Jane E. Yardley, PhD, Assistant Professor at the University of Alberta in Camrose, Alberta, Canada, will review data on exercise timing and explain how patients can schedule activity to reduce the risk of hypoglycemia. She will talk specifically about fasting exercise among type 1 diabetes patients.
“Fasting exercise may actually be a better way to avoid hypoglycemia, which sounds counter intuitive but it’s something patients have known for a long time,” Dr. Yardley said. “One of the biggest causes of hypoglycemia for type 1 patients is having an excess of insulin in the system. If patients are exercising before breakfast, usually all they have is their basal insulin. Also, a lot of type 1 patients are prone to the dawn phenomenon, where there’s hyperglycemia. You can harness that to exercise and bring those glucose levels down.”
Dr. Yardley will also look at research indicating that fasting exercise in people without diabetes tends to promote higher growth hormone and cortisol levels. While studies haven’t measured these hormonal responses in type 1 diabetes patients, the responses would, in theory, promote fat as a fuel source over carbohydrates. “So that can also lead to more stable blood glucose during exercise,” she said.
Rémi Rabasa-Lhoret, MD, PhD, Professor at the University of Montreal and Montreal Clinical Research Institute, Quebec, Canada, will discuss how to adjust insulin dosing for exercise.
“I’m going to focus on insulin-treated patients—so all people with type 1 and a fraction of people living with type 2,” he said. “For those people, physical activity offers a lot of potential benefit. But still they are limited by the increased risk of glucose fluctuations, particularly hypoglycemia related to exercise.”
Dr. Rabasa-Lhoret will review recent data and provide practical strategies for advising patients about exercise.
“Data show clinicians are not well equipped to give practical advice to patients,” he said. “Should they reduce their insulin or take in more carbohydrates? If they reduce their insulin, how much and when? Is it different if they’re on injections or a pump? Is it different if it’s after a meal or fasting in the morning?”

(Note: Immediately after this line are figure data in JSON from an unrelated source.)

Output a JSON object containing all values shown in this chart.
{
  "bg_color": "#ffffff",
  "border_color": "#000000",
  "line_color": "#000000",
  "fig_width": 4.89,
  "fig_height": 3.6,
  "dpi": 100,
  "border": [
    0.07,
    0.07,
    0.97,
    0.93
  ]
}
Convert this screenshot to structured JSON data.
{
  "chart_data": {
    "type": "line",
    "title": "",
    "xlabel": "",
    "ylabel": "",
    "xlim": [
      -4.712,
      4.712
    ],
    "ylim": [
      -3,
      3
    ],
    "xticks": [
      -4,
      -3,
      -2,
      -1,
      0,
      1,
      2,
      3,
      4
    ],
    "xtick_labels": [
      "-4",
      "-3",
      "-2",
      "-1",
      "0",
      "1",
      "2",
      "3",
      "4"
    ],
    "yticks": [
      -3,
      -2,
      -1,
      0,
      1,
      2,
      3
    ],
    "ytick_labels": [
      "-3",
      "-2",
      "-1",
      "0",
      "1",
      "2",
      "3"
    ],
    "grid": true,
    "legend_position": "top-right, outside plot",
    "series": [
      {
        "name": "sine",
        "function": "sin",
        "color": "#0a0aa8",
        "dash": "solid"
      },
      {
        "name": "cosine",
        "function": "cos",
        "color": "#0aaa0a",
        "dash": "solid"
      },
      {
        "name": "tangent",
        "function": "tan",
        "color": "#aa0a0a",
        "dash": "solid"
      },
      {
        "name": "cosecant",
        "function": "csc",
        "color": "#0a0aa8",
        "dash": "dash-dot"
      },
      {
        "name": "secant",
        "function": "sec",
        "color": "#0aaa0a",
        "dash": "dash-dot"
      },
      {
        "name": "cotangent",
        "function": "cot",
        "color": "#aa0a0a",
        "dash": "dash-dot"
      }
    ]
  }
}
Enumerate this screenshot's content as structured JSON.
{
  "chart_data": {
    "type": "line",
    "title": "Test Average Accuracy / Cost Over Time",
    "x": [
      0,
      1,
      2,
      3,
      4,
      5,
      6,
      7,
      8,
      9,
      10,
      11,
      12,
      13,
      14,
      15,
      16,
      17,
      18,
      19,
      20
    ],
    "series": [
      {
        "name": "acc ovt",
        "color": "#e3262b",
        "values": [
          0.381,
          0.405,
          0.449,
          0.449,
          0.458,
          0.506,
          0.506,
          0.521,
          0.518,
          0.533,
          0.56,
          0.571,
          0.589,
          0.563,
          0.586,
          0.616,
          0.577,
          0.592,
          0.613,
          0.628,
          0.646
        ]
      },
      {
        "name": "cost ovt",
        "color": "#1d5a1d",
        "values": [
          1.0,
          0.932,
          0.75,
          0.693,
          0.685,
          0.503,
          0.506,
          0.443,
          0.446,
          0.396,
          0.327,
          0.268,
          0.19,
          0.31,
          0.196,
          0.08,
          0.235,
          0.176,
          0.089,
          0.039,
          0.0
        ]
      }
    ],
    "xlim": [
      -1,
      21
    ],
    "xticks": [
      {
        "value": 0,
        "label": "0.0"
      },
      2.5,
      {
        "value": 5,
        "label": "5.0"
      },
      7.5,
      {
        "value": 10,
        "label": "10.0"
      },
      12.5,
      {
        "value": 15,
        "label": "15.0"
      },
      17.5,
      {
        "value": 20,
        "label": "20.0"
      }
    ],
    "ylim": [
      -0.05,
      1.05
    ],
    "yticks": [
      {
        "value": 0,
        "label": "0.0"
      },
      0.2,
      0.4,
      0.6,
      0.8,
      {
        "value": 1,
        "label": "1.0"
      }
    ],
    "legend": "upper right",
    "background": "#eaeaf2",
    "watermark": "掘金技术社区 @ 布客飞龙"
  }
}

Although the literature does not cover all exercises, intensities, and durations, Dr. Rabasa-Lhoret said he will try to answer these questions for the most common activities and will also give attendees 10 tips for adjusting insulin and/or carbohydrates to reduce exercise-induced hypoglycemia.
Also during the session, Normand G. Boulé, PhD, Professor, Faculty of Kinesiology, Sport, and Recreation at the University of Alberta, will examine exercise volume considerations for type 2 diabetes patients. And David G. Armstrong, DPM, MD, PhD, Professor of Clinical Surgery in the Keck School of Medicine at the University of Southern California, will discuss how new technologies can be used to manage activity for patients with diabetic feet.